Friday March 14 2014
Here is an article on your choice of college. The head of a public company puts a lot of stock in going to THE right school. The author notes that first time familty graduates are more likely to pick a regional school. Who is right?
I taught an Intro to College class at Texas State for a few semesters. Some of the students lamented that they tried to get into College Station A & M or UT Austin but had to 'settle for Tx State.' Considering the gorgeous campus and 50,000 graduates since the late 1980s I found that a bit silly.
Ivy League schools like Brown and Princeton sell themselves as special. But what they are really selling is a limited membership in a fraternity. That fraternity would be the graduates of Ivy League Schools. If you are applying to a place where such folks are the majority, you probably have a better chance of being hired.
The Ivy League in Texas is probably UT Austin and College Station. I witnessed that the big adccounting firms in Houston and Dallas were loaded with such grads. And they definitely showed preference to their own.
Frankly I have not met anyone at TAMUSA that has any interest in working in downtown Houston or Dallas, smart students indeed. I would say that one of my benchmarks is this. If you were out of state and said I went to ______ College, would anyone recognize the school? As a future grad of an A & M System School the answer is yes.
For accounting graduates the real answer is even easier. Just this week I received an e mail from a student wanting the specifics on her grade. Well, you have been conditioned through years of school to believe your grade is important, and yes, you want to land in the A or B category. But for accounting grads, there is another dimension.

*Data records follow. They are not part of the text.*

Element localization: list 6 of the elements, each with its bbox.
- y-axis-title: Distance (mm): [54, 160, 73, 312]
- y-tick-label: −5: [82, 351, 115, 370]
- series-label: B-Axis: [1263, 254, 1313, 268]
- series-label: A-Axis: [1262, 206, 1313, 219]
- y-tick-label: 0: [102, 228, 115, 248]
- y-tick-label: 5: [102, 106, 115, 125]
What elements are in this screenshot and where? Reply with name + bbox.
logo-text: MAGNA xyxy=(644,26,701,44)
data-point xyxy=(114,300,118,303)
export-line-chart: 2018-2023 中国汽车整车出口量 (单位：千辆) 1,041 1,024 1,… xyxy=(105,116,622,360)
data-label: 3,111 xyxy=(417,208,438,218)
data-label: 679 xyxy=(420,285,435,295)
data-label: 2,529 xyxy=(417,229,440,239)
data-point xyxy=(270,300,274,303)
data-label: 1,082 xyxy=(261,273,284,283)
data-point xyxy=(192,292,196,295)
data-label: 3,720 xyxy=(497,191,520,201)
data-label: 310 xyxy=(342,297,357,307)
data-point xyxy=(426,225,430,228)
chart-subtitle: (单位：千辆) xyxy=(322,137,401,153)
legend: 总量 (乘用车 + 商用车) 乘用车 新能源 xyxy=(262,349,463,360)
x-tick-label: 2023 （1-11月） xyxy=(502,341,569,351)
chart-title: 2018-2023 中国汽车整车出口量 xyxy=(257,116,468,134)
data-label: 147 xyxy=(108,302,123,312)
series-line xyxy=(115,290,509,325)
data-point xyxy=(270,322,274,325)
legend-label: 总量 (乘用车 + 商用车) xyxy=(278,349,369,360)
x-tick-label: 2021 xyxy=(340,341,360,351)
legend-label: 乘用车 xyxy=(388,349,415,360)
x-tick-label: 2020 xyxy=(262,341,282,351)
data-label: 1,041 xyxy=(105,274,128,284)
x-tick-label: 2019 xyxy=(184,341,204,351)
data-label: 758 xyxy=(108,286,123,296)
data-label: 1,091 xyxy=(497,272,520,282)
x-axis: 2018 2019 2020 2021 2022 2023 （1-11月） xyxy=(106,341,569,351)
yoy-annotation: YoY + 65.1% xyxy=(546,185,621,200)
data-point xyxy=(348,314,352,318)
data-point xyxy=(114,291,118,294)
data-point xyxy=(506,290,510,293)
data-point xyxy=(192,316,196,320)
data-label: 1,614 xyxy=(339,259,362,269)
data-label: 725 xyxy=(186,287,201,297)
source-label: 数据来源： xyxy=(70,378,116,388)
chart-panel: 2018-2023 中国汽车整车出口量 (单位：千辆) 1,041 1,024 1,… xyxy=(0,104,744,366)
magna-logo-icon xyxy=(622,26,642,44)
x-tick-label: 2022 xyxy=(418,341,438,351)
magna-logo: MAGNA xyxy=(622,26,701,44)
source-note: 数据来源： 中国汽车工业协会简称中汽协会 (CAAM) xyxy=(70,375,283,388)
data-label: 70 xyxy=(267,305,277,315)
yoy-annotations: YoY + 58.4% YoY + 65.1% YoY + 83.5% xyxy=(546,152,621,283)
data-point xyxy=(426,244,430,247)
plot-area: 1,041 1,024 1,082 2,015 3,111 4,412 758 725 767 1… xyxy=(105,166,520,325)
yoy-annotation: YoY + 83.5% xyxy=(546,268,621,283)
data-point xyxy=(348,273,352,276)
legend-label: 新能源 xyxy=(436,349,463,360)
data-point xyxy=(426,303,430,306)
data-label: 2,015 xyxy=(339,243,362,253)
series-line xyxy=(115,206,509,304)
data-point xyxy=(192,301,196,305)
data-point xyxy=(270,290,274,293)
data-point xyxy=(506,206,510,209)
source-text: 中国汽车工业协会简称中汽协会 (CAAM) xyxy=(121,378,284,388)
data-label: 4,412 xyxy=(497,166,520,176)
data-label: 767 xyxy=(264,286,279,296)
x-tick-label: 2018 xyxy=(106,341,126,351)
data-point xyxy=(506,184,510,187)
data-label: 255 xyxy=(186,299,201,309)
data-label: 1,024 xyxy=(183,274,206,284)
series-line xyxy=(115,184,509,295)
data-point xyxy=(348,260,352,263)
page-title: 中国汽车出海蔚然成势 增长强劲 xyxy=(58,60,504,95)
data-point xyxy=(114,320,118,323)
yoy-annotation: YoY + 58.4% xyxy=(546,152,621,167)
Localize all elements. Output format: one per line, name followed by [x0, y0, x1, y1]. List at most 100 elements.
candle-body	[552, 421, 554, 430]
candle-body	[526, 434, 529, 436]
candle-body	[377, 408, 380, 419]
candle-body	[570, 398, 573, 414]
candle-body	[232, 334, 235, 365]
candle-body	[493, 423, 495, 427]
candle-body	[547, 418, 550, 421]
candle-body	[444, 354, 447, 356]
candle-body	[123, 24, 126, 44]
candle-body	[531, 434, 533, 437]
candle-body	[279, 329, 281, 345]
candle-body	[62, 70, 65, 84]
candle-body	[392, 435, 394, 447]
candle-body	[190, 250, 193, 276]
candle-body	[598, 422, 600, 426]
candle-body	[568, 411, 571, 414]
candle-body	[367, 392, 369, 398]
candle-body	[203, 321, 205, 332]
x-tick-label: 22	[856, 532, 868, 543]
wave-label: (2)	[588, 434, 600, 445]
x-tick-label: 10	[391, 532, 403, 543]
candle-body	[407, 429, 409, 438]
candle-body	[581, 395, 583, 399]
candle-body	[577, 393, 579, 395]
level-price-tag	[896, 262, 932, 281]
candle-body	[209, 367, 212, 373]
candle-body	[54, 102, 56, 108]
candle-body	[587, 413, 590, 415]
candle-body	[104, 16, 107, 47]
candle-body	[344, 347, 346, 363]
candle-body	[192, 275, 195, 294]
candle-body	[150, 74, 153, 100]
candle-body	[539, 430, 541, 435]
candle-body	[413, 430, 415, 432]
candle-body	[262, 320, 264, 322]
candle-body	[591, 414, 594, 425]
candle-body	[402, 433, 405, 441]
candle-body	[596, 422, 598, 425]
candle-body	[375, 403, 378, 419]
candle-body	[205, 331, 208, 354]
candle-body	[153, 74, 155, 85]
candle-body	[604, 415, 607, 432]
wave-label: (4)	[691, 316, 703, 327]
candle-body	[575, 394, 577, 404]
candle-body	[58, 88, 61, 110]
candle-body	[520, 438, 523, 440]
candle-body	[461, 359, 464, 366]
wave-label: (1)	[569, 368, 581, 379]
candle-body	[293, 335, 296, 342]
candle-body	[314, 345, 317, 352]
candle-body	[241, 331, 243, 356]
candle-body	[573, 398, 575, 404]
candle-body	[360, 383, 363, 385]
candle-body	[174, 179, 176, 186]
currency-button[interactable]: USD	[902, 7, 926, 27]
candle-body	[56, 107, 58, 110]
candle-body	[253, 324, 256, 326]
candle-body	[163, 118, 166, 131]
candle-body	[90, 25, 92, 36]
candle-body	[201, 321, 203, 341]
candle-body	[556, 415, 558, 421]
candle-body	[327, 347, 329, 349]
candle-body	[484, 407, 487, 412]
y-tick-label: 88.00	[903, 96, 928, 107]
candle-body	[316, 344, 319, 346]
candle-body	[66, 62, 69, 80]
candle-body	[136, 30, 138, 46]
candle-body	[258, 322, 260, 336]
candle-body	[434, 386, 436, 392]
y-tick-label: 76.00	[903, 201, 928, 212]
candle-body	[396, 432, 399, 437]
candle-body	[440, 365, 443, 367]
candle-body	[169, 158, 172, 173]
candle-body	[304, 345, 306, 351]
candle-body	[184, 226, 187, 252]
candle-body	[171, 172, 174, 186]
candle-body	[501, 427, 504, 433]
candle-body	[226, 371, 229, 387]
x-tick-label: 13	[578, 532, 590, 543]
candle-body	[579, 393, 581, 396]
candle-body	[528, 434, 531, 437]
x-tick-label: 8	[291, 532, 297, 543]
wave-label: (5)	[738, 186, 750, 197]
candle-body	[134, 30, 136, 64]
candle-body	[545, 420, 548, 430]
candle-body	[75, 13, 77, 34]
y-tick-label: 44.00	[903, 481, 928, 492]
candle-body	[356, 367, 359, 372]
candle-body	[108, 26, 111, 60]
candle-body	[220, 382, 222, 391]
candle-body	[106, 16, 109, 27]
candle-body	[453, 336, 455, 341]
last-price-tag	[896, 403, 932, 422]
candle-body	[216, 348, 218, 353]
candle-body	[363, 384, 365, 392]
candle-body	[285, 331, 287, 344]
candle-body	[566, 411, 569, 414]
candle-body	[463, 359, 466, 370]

The grades you make or the degrees you hold are secondary as I say to achieving the real brass ring, and that is certification. One student came by last week asking about the Certified Internal Auditor exam. Many students mistakenly believe that the experience requirement, work as an internal auditor, is a barrier to passing. This is exactly reverse of the case. As I pointed out to my student, pass the CIA the first time you take it and you will likely get hired at an Internal Audit shop pretty fast. Then you will earn the necessary experience.
And if that is the case it won't matter where you went to college, just that you did.
Passing such exams is far more important than most college students realize. Set your goals on certification now. Buy the review books and start studying while in those classes in college. You will never regret your decision to stand out in your interview by saying
Oh sure, I passed that exam the first time I took it.